17.4: Contingency Tables

This section shows how to use Chi Square to test the relationship between nominal variables for significance. For example, Table $\PageIndex{1}$ shows the data from the Mediterranean Diet and Health case study.

The question is whether there is a significant relationship between diet and outcome. The first step is to compute the expected frequency for each cell based on the assumption that there is no relationship. These expected frequencies are computed from the totals as follows. We begin by computing the expected frequency for the AHA Diet/Cancers combination. Note that $22/605$ subjects developed cancer. The proportion who developed cancer is therefore $0.0364$. If there were no relationship between diet and outcome, then we would expect $0.0364$ of those on the AHA diet to develop cancer. Since $303$ subjects were on the AHA diet, we would expect $(0.0364)(303) = 11.02$ cancers on the AHA diet. Similarly, we would expect $(0.0364)(302) = 10.98$ cancers on the Mediterranean diet. In general, the expected frequency for a cell in the $i^{th}$ row and the $j^{th}$ column is equal to

$$E_{i,j} = \frac{T_iT_j}{T}$$

where $E_{i,j}$ is the expected frequency for cell $i,j$, $T_i$ is the total for the $i^{th}$ row, $T_j$ is the total for the $j^{th}$ column, and $T$ is the total number of observations.

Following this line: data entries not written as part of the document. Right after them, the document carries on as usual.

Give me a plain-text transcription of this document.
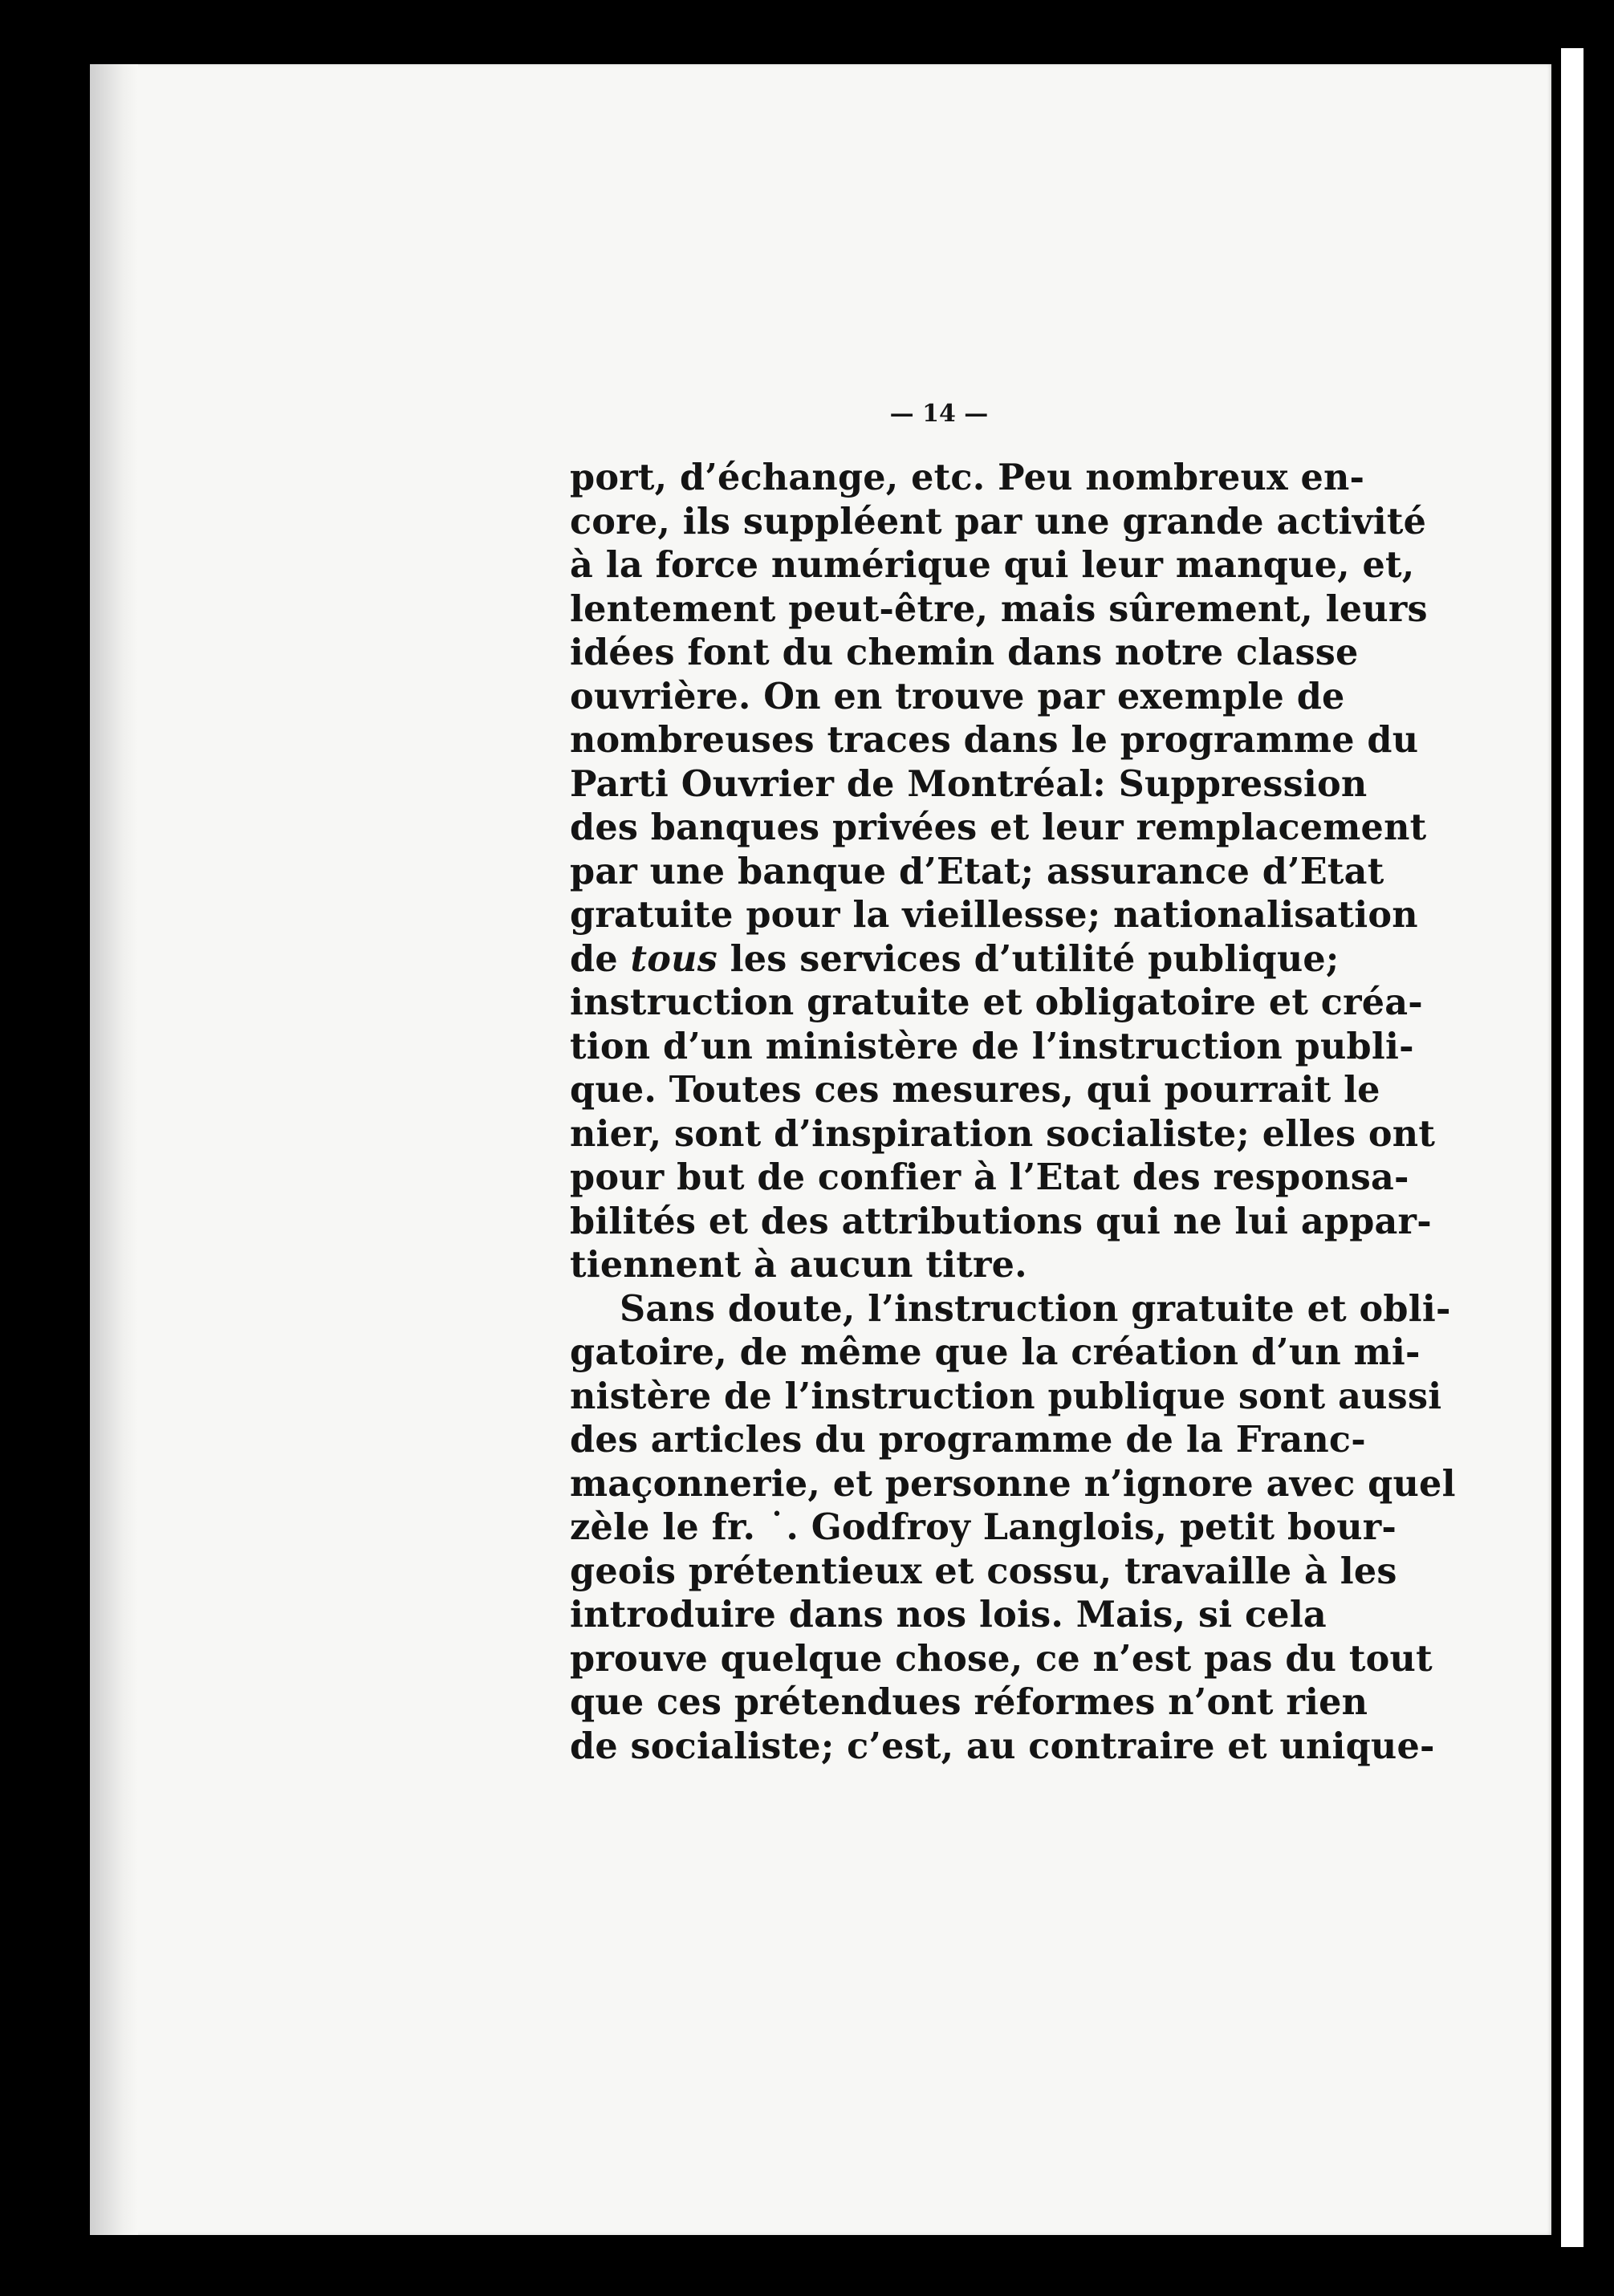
— 14 —
port, d’échange, etc. Peu nombreux en-
core, ils suppléent par une grande activité
à la force numérique qui leur manque, et,
lentement peut-être, mais sûrement, leurs
idées font du chemin dans notre classe
ouvrière. On en trouve par exemple de
nombreuses traces dans le programme du
Parti Ouvrier de Montréal: Suppression
des banques privées et leur remplacement
par une banque d’Etat; assurance d’Etat
gratuite pour la vieillesse; nationalisation
de tous les services d’utilité publique;
instruction gratuite et obligatoire et créa-
tion d’un ministère de l’instruction publi-
que. Toutes ces mesures, qui pourrait le
nier, sont d’inspiration socialiste; elles ont
pour but de confier à l’Etat des responsa-
bilités et des attributions qui ne lui appar-
tiennent à aucun titre.
Sans doute, l’instruction gratuite et obli-
gatoire, de même que la création d’un mi-
nistère de l’instruction publique sont aussi
des articles du programme de la Franc-
maçonnerie, et personne n’ignore avec quel
zèle le fr. ˙. Godfroy Langlois, petit bour-
geois prétentieux et cossu, travaille à les
introduire dans nos lois. Mais, si cela
prouve quelque chose, ce n’est pas du tout
que ces prétendues réformes n’ont rien
de socialiste; c’est, au contraire et unique-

For the AHA Diet/Cancers cell, $i = 1$, $j = 1$, $T_i = 303$, $T_j = 22$, and $T = 605$. Table $\PageIndex{2}$ shows the expected frequencies (in parenthesis) for each cell in the experiment.

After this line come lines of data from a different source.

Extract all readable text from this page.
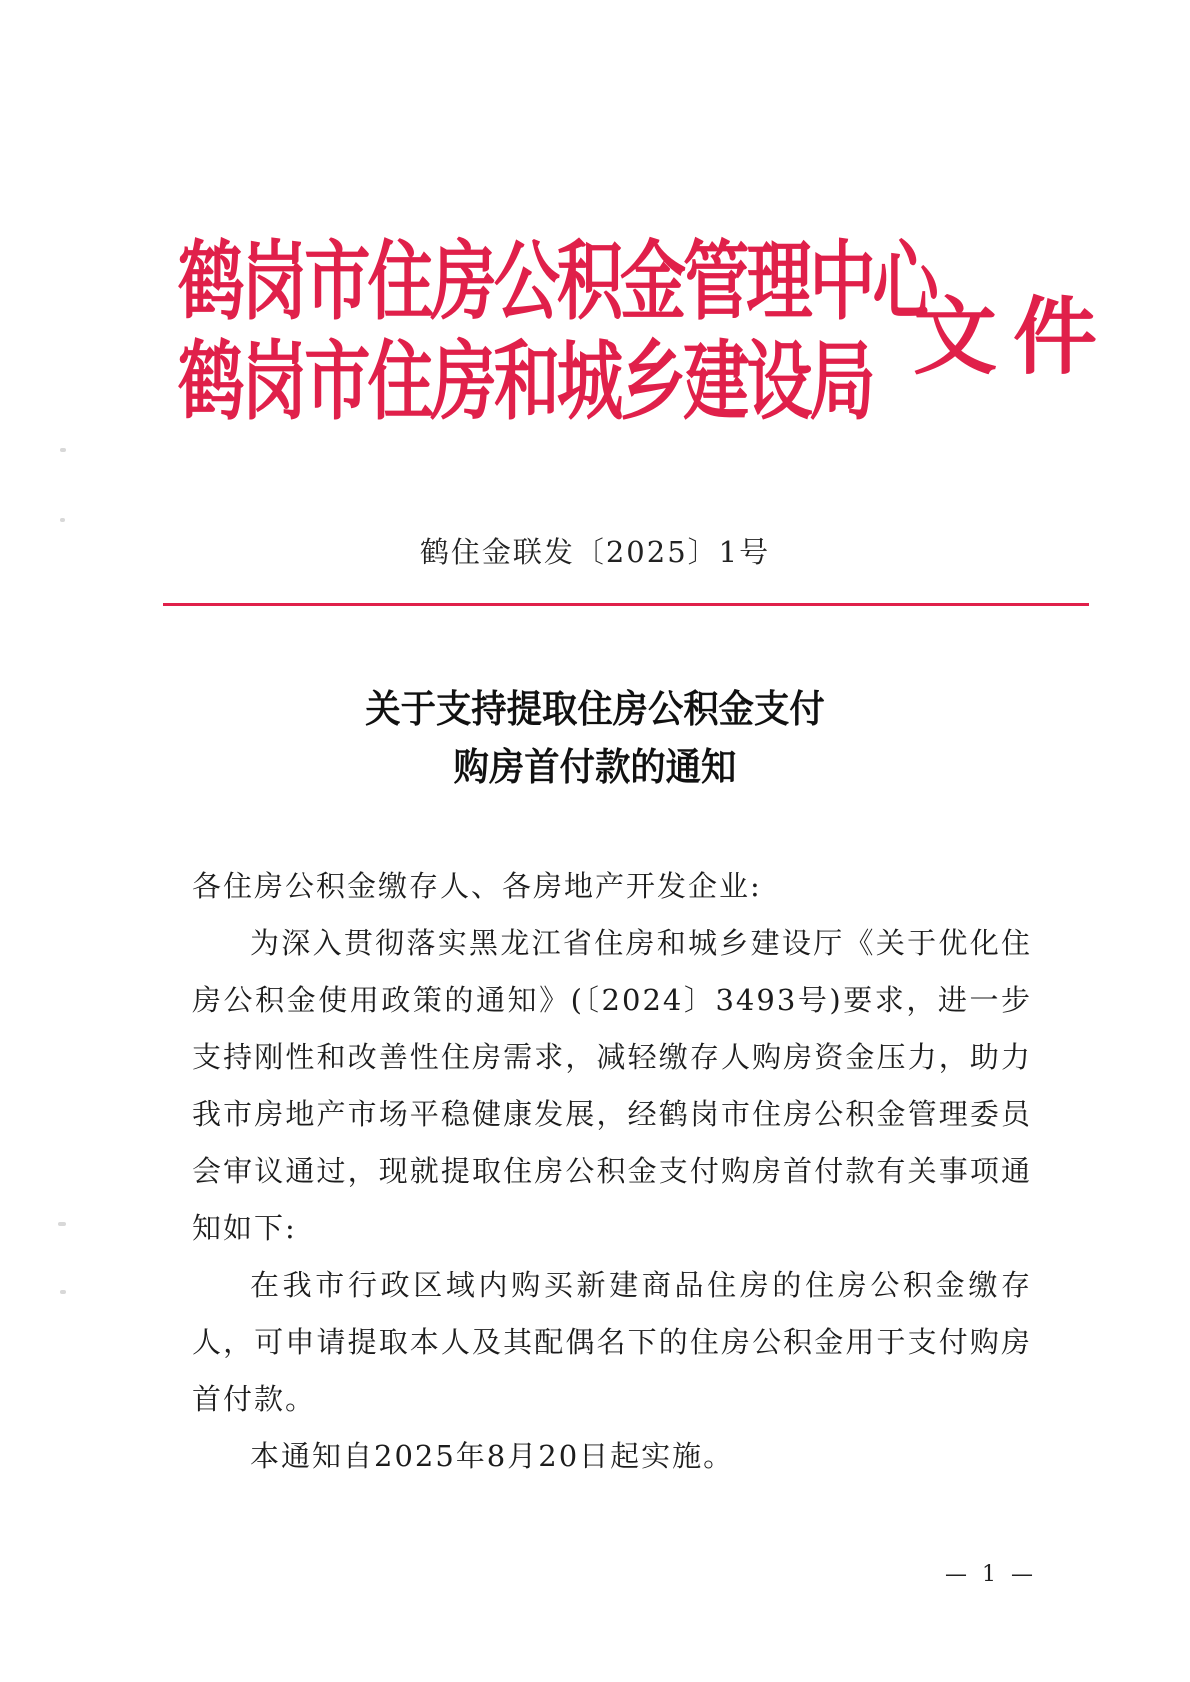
鹤岗市住房公积金管理中心
鹤岗市住房和城乡建设局 文件
鹤住金联发〔2025〕1号
关于支持提取住房公积金支付
购房首付款的通知

各住房公积金缴存人、各房地产开发企业:

为深入贯彻落实黑龙江省住房和城乡建设厅《关于优化住房公积金使用政策的通知》(〔2024〕3493号)要求，进一步支持刚性和改善性住房需求，减轻缴存人购房资金压力，助力我市房地产市场平稳健康发展，经鹤岗市住房公积金管理委员会审议通过，现就提取住房公积金支付购房首付款有关事项通知如下:

在我市行政区域内购买新建商品住房的住房公积金缴存人，可申请提取本人及其配偶名下的住房公积金用于支付购房首付款。

本通知自2025年8月20日起实施。

— 1 —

The significance test is conducted by computing Chi Square as follows.

$$\chi _{3}^{2} = \sum \frac{(E-O)^2}{E} = 16.55$$

The degrees of freedom is equal to $(r-1)(c-1)$, where r is the number of rows and $c$ is the number of columns. For this example, the degrees of freedom is $(2-1)(4-1) = 3$. The Chi Square calculator can be used to determine that the probability value for a Chi Square of $16.55$ with three degrees of freedom is equal to $0.0009$. Therefore, the null hypothesis of no relationship between diet and outcome can be rejected.

A key assumption of this Chi Square test is that each subject contributes data to only one cell. Therefore, the sum of all cell frequencies in the table must be the same as the number of subjects in the experiment. Consider an experiment in which each of $16$ subjects attempted two anagram problems. The data are shown in Table $\PageIndex{3}$.

It would not be valid to use the Chi Square test on these data since each subject contributed data to two cells: one cell based on their performance on $\text{Anagram 1}$ and one cell based on their performance on $\text{Anagram 2}$. The total of the cell frequencies in the table is $32$, but the total number of subjects is only $16$.

The formula for Chi Square yields a statistic that is only approximately a Chi Square distribution. In order for the approximation to be adequate, the total number of subjects should be at least $20$. Some authors claim that the correction for continuity should be used whenever an expected cell frequency is below $5$. Research in statistics has shown that this practice is not advisable. For example, see:

Bradley, D. R., Bradley, T. D., McGrath, S. G., & Cutcomb, S. D. (1979) Type I error rate of the chi square test of independence in r x c tables that have small expected frequencies. Psychological Bulletin, 86, 1200-1297.

The correction for continuity when applied to $2 \times 2$ contingency tables is called the Yates correction. The simulation 2 x 2 tables lets you explore the accuracy of the approximation and the value of this correction.